To prepare a visciola cherry tourte
Get visciola cherries, cook them in a little butter over a low fire, and strain the thickest part of them. Have ground marzipan paste ready, fresh egg yolks and mostaccioli, the amount of each at your discretion. When the filling is made up, have a tourte pan lined with a sheet of dough made from egg yolks, butter, sugar, rosewater, salt and fine flour, put the filling into it…
– The Opera of Bartolomeo Scappi, Book VI, Recipe 128
500g shortcrust pastry
2 egg yolks
50g biscotti, crumbled
- Pre-heat the oven to 180°C and lightly grease a tart tin
- Roll the pastry out to about 3mm thickness on a lightly floured surface, then line the tin and prick the base with a fork
- Cover with baking paper and fill with baking beans and bake for 10 minutes
- Remove the baking beans, crumble the biscotti mixed with the egg yolks and spread over the pastry base, bake for a further 5 minutes, then allow the pastry shell to cool
- De-stone the cherries – this sounds much simpler than it is! If you have a fancy de-stoning gadget, you’re sorted, but I use a paperclip bent into an S shape to hook the stones out. This is tricky at first, but you soon get the knack for it and it leaves the cherries with only one hole, whereas de-stoners poke the stone out from one side through to the other and make the cherries loose their shape more than the paperclip method. Either way, the process is very messy and the juice gets everywhere, so be warned!

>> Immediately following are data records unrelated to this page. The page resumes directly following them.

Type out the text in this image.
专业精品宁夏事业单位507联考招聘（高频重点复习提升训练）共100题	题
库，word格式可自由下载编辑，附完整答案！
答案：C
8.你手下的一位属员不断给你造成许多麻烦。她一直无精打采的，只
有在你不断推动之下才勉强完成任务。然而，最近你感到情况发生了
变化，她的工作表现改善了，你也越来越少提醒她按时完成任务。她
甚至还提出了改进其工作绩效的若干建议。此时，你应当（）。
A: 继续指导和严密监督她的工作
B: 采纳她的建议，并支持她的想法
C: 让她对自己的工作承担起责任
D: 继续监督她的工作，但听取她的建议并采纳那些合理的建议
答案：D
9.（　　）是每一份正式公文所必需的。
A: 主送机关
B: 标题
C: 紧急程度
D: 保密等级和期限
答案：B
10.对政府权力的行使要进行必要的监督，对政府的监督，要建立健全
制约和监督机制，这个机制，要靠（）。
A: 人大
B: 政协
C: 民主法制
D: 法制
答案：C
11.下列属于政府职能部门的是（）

- Sautée the cherries in a saucepan with butter for about 5 mins until juices begin to run, but the cherries still have their shape
- Roll the marzipan out to about 5mm thickness and cut to size and place over the biscotti crumbs
- Arrange the cherries over the marzipan – this is best to do when the cherries are still warm, as they melt into the marzipan slightly and don’t roll about when you’re trying to place them
- Brush the remaining juices over the cherries and serve
As I’ve mentioned before, I am very dubious about cooking summer fruits, much preferring them raw, so I was pleasantly surprised that sautéing the cherries in butter did wonders to their flavour. Raw, they were already juicy and sweet without a hint of bitterness, but sautéing gave their flavour a much deeper intensity and they took on a bolder, almost fortified quality. This made me feel that perhaps Scappi missed a trick with his recipe and a boozy ingredient wouldn’t have gone amiss…proof that recipes are made to be tinkered with, even Scappi’s! Boozy or not, this is a great summer dessert, you can’t go wrong with cherries and marzipan and when make it again I intend to add a generous splash of amaretto!